Петр подозвал Бредаля.
— Надо на шлюпе точно разведать, где суша, — сказал он. — Люди устали. А в темноте и на скалу наскочить можем.
Норвежец безнадежно покачал головой.
— А кто пойдет на погибель верную? Море страшное. Надо обождать света…
— Эх ты, кум! — сердито сказал Петр. — От тебя ли это слышу? Что за моряк, если он воды боится! Я сам пойду. Давайте шлюп.
Бредаль стал его отговаривать:
— Негоже вам в рискованное дело лезть. Вы лицо государственное…
Но Петр стоял на своем. По его приказу матросы отвязали шлюпку.
Ветер несколько стих, но море все еще было бурное, ночь темная. Бредаль хотел было ехать вместе с Петром, но тот сказал:
— А на кого корабль оставим? Не в пример аглицким обычаям, капитан последним уходить с корабля должен. Как суши достигну, жди огня да ставь паруса, что остались. Огонь маяком будет.
Вместе с пятью матросами, вызвавшимися ехать с ним, Петр сел в шлюпку. Мелькнув на гребне волны, она скоро исчезла в бушующей мгле.
Бригантина осталась далеко позади. Кругом выло и кипело свирепое море. Шлюпку кидало с волны на волну, как щепку. Холодная пена и брызги хлестали через борты. Гребцы промокли и окоченели. Они выбивались из сил.
Вдруг показалась черная полоска берега. Гребцы напрягали последние силы. Море у берега было особенно бурным. Лодку наполовину залило водой.
Наконец после долгой борьбы с волнами удалось достичь земли. Измученные гребцы вытащили на песок полуразбитую шлюпку.
Берег был покрыт низкорослым кустарником. Все шестеро торопливо начали собирать в темноте сучья. Петр, присев на корточки, вытащил из кожаного мешочка огниво. С трудом высек искру. Мокрые сучья медленно разгорались. Матросы подбрасывали в пламя хворост и дули на пламя. Столб огня и дыма высоко поднялся к небу.
Капитан Бредаль в это время не сходил с палубы бригантины. Он первый заметил далекий огонек и громко стал созывать команду.

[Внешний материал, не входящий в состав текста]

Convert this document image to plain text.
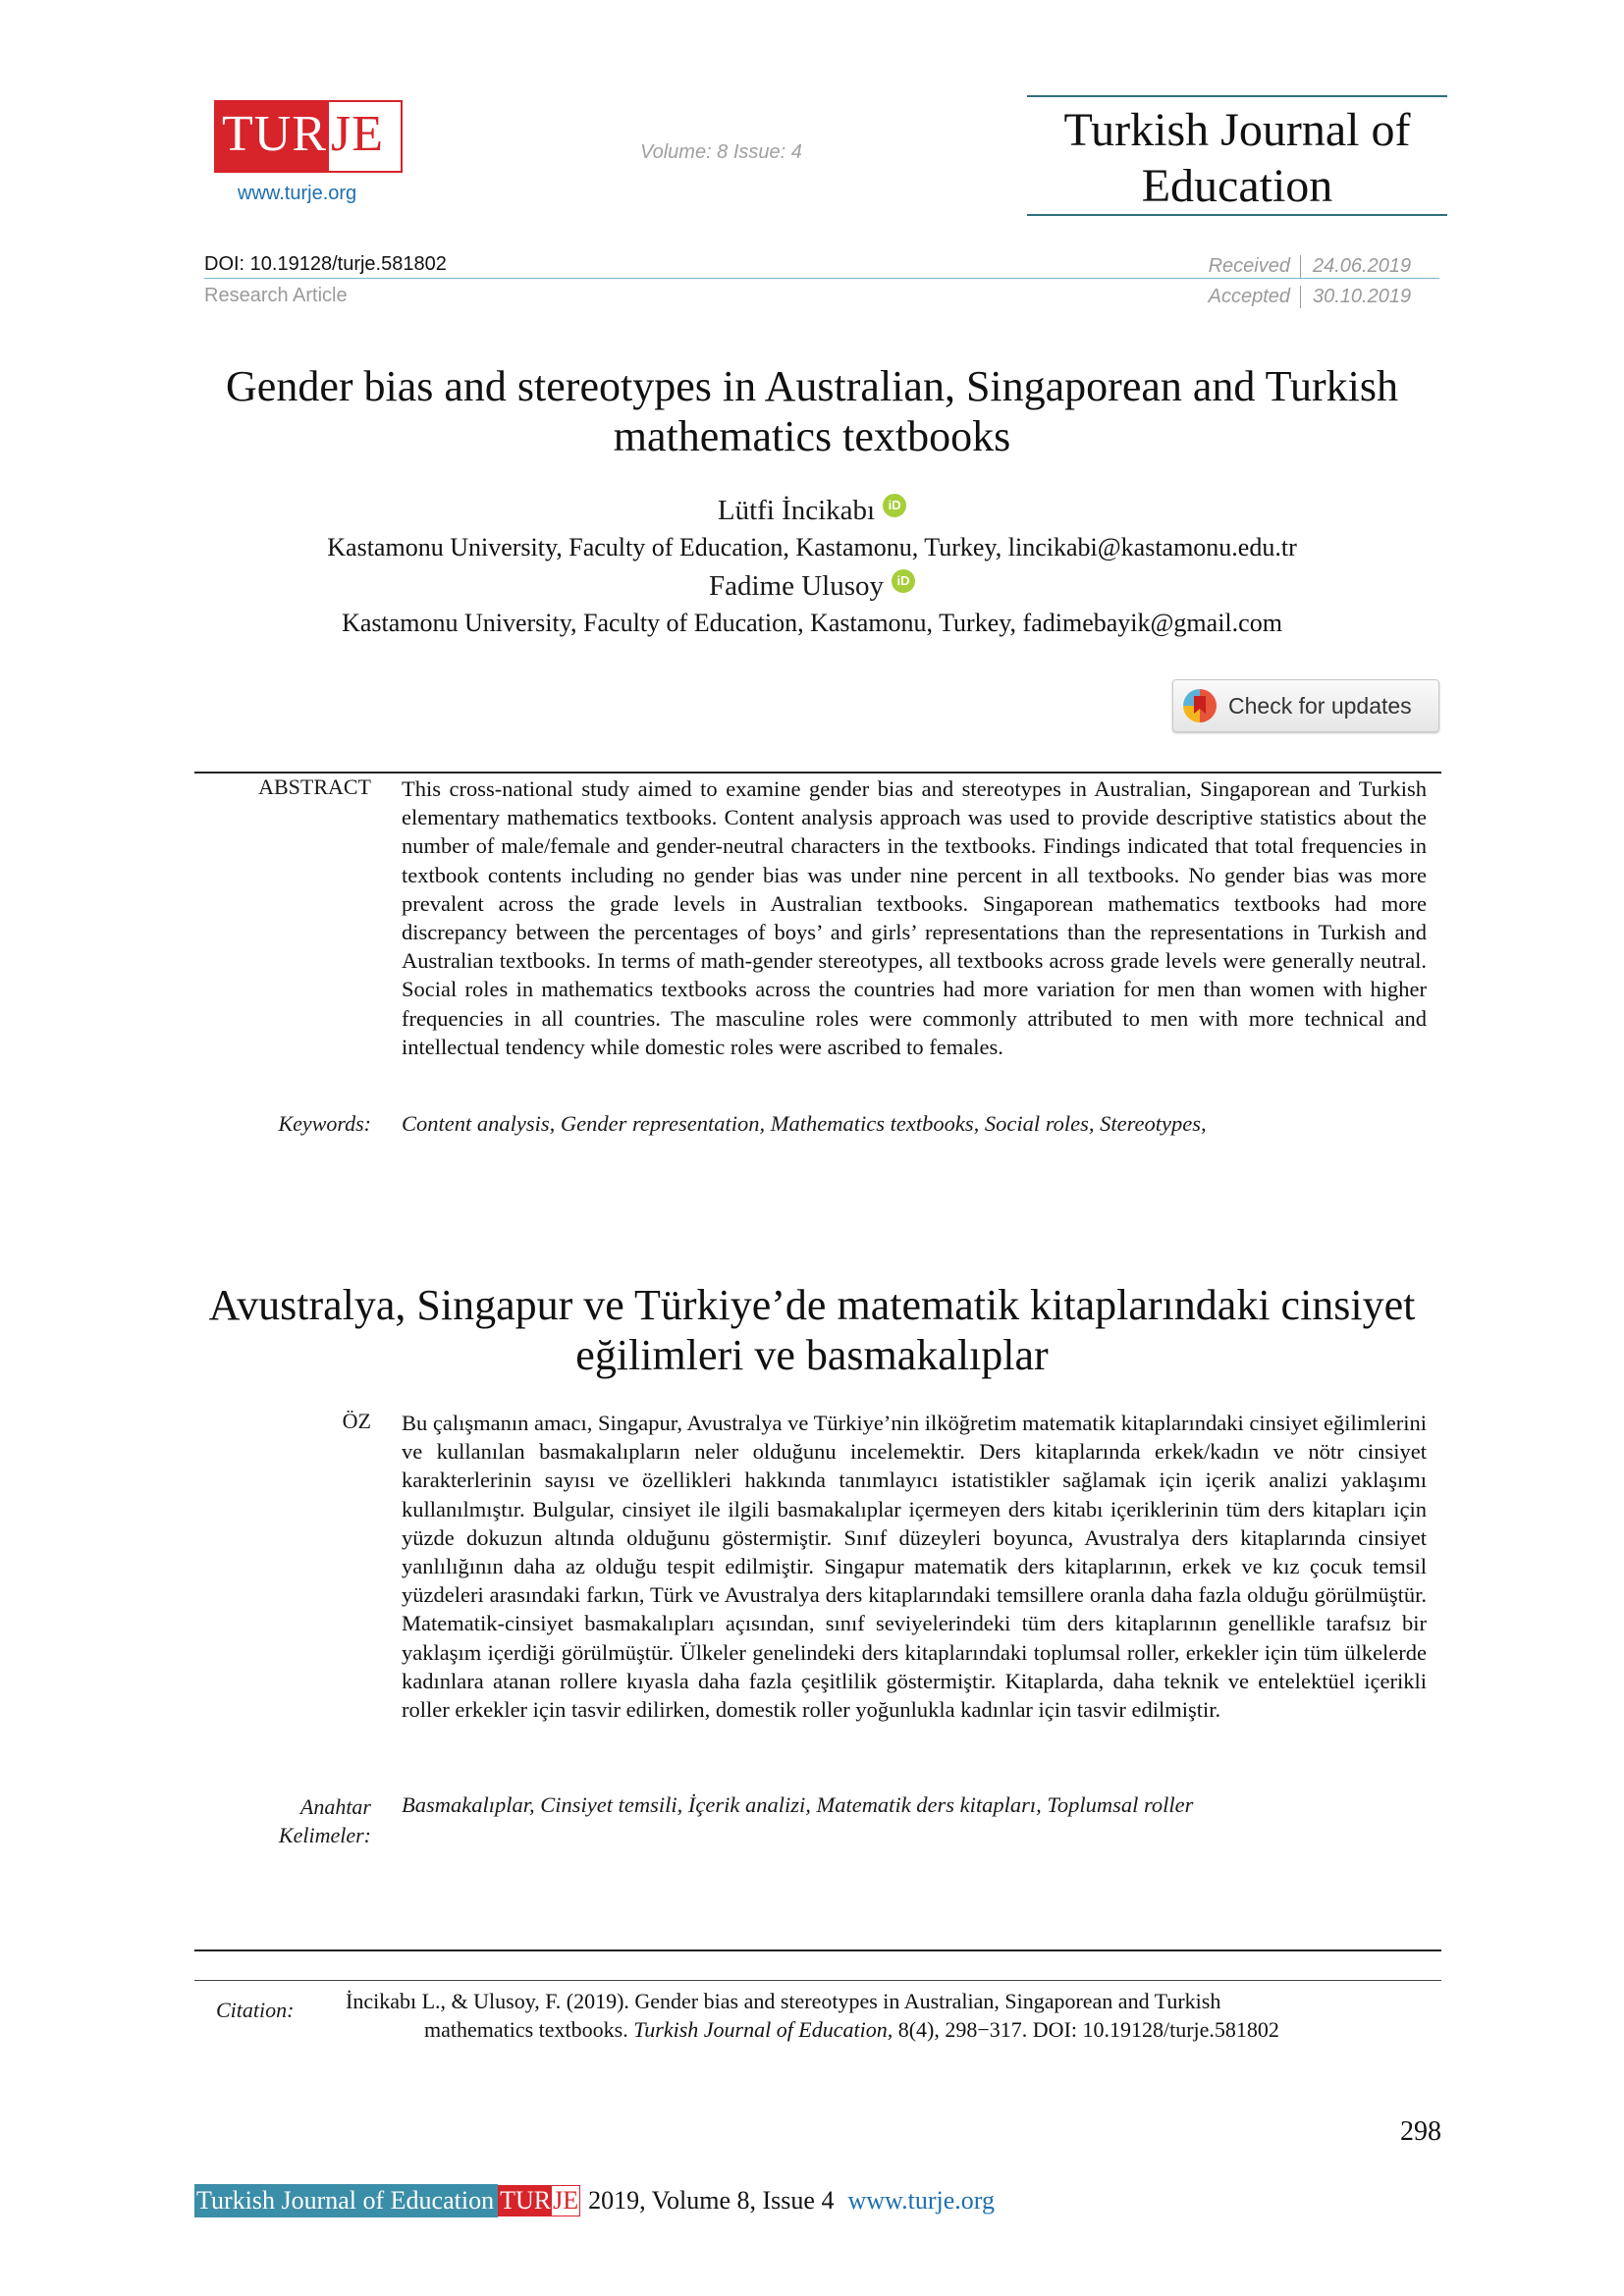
TUR JE
www.turje.org
Volume: 8 Issue: 4	Turkish Journal of Education
DOI: 10.19128/turje.581802
Research Article
Received	24.06.2019
Accepted	30.10.2019
Gender bias and stereotypes in Australian, Singaporean and Turkish mathematics textbooks
Lütfi İncikabı iD
Kastamonu University, Faculty of Education, Kastamonu, Turkey, lincikabi@kastamonu.edu.tr
Fadime Ulusoy iD
Kastamonu University, Faculty of Education, Kastamonu, Turkey, fadimebayik@gmail.com
Check for updates
ABSTRACT This cross-national study aimed to examine gender bias and stereotypes in Australian, Singaporean and Turkish elementary mathematics textbooks. Content analysis approach was used to provide descriptive statistics about the number of male/female and gender-neutral characters in the textbooks. Findings indicated that total frequencies in textbook contents including no gender bias was under nine percent in all textbooks. No gender bias was more prevalent across the grade levels in Australian textbooks. Singaporean mathematics textbooks had more discrepancy between the percentages of boys’ and girls’ representations than the representations in Turkish and Australian textbooks. In terms of math-gender stereotypes, all textbooks across grade levels were generally neutral. Social roles in mathematics textbooks across the countries had more variation for men than women with higher frequencies in all countries. The masculine roles were commonly attributed to men with more technical and intellectual tendency while domestic roles were ascribed to females.
Keywords: Content analysis, Gender representation, Mathematics textbooks, Social roles, Stereotypes,
Avustralya, Singapur ve Türkiye’de matematik kitaplarındaki cinsiyet eğilimleri ve basmakalıplar
ÖZ Bu çalışmanın amacı, Singapur, Avustralya ve Türkiye’nin ilköğretim matematik kitaplarındaki cinsiyet eğilimlerini ve kullanılan basmakalıpların neler olduğunu incelemektir. Ders kitaplarında erkek/kadın ve nötr cinsiyet karakterlerinin sayısı ve özellikleri hakkında tanımlayıcı istatistikler sağlamak için içerik analizi yaklaşımı kullanılmıştır. Bulgular, cinsiyet ile ilgili basmakalıplar içermeyen ders kitabı içeriklerinin tüm ders kitapları için yüzde dokuzun altında olduğunu göstermiştir. Sınıf düzeyleri boyunca, Avustralya ders kitaplarında cinsiyet yanlılığının daha az olduğu tespit edilmiştir. Singapur matematik ders kitaplarının, erkek ve kız çocuk temsil yüzdeleri arasındaki farkın, Türk ve Avustralya ders kitaplarındaki temsillere oranla daha fazla olduğu görülmüştür. Matematik-cinsiyet basmakalıpları açısından, sınıf seviyelerindeki tüm ders kitaplarının genellikle tarafsız bir yaklaşım içerdiği görülmüştür. Ülkeler genelindeki ders kitaplarındaki toplumsal roller, erkekler için tüm ülkelerde kadınlara atanan rollere kıyasla daha fazla çeşitlilik göstermiştir. Kitaplarda, daha teknik ve entelektüel içerikli roller erkekler için tasvir edilirken, domestik roller yoğunlukla kadınlar için tasvir edilmiştir.
Anahtar
Kelimeler:
Basmakalıplar, Cinsiyet temsili, İçerik analizi, Matematik ders kitapları, Toplumsal roller
Citation: İncikabı L., & Ulusoy, F. (2019). Gender bias and stereotypes in Australian, Singaporean and Turkish
mathematics textbooks. Turkish Journal of Education, 8(4), 298−317. DOI: 10.19128/turje.581802
298
Turkish Journal of Education TUR JE 2019, Volume 8, Issue 4 www.turje.org
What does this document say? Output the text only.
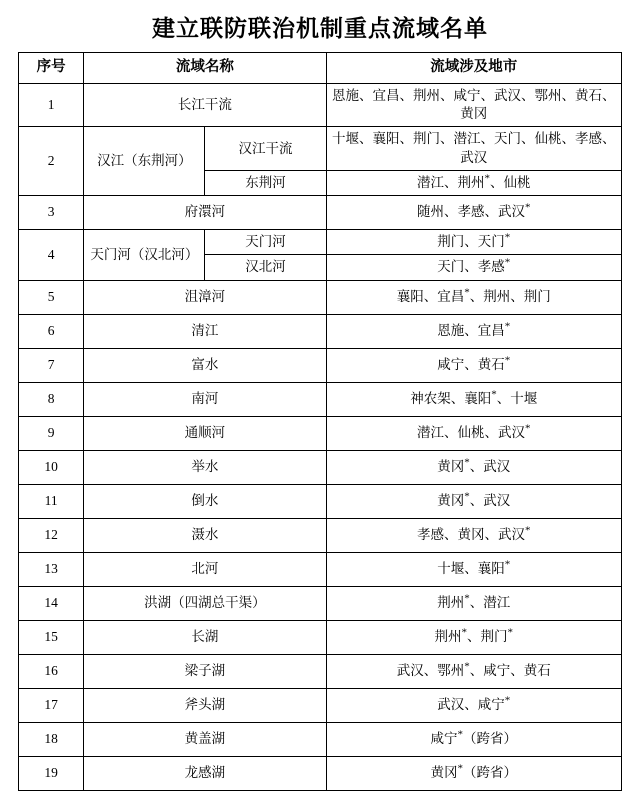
建立联防联治机制重点流域名单
序号	流域名称		流域涉及地市
1	长江干流		恩施、宜昌、荆州、咸宁、武汉、鄂州、黄石、黄冈
2	汉江（东荆河）	汉江干流	十堰、襄阳、荆门、潜江、天门、仙桃、孝感、武汉
		东荆河	潜江、荆州*、仙桃
3	府澴河		随州、孝感、武汉*
4	天门河（汉北河）	天门河	荆门、天门*
		汉北河	天门、孝感*
5	沮漳河		襄阳、宜昌*、荆州、荆门
6	清江		恩施、宜昌*
7	富水		咸宁、黄石*
8	南河		神农架、襄阳*、十堰
9	通顺河		潜江、仙桃、武汉*
10	举水		黄冈*、武汉
11	倒水		黄冈*、武汉
12	滠水		孝感、黄冈、武汉*
13	北河		十堰、襄阳*
14	洪湖（四湖总干渠）		荆州*、潜江
15	长湖		荆州*、荆门*
16	梁子湖		武汉、鄂州*、咸宁、黄石
17	斧头湖		武汉、咸宁*
18	黄盖湖		咸宁*（跨省）
19	龙感湖		黄冈*（跨省）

Матросы ободрились, увидя костер на берегу, и полезли на мачты крепить уцелевшие паруса.
Бригантина повернула на маячивший огонь. Через час она добралась до берега и бросила якорь. На берегу горело уже несколько костров.
Петр приказал команде съезжать на сушу. Он сам помогал перевозить на шлюпке усталых людей, устраивал их у костров на ночлег и поил горячим сбитнем.
Край неба медленно розовел, когда Петр, весь мокрый, лег у костра под деревом, покрывшись парусиной, и заснул. А встал он, когда солнце еще стояло низко. Разбудив матросов, он приказал чинить паруса.
К полудню бригантина поплыла вдоль берега и к вечеру достигла селения Паркола.
В Парколе Петр простился с Бредалем, пересел на мелкое гребное судно — скампавею — и поплыл, пробираясь между мелкими островками, к полуострову Гангут. Вместе с ним ехали Ягужинский и Змаевич.
20 июля ночью Петр добрался до бухты Твермине, стоянки галерной флотилии.
Возле деревни горели костры. Русский десант раскинулся лагерем, ожидая помощи.
Гости прошли к палатке Апраксина. Беседа их с генерал-адмиралом длилась почти до зари.
Рано утром Петр на лодке вместе с Апраксиным, Ягужинским и Змаевичем поплыл к мысу, чтобы самому осмотреть расположение и силы шведского флота. Он убедился, что миновать мыс Гангут без боя с превосходными силами врага действительно было нельзя.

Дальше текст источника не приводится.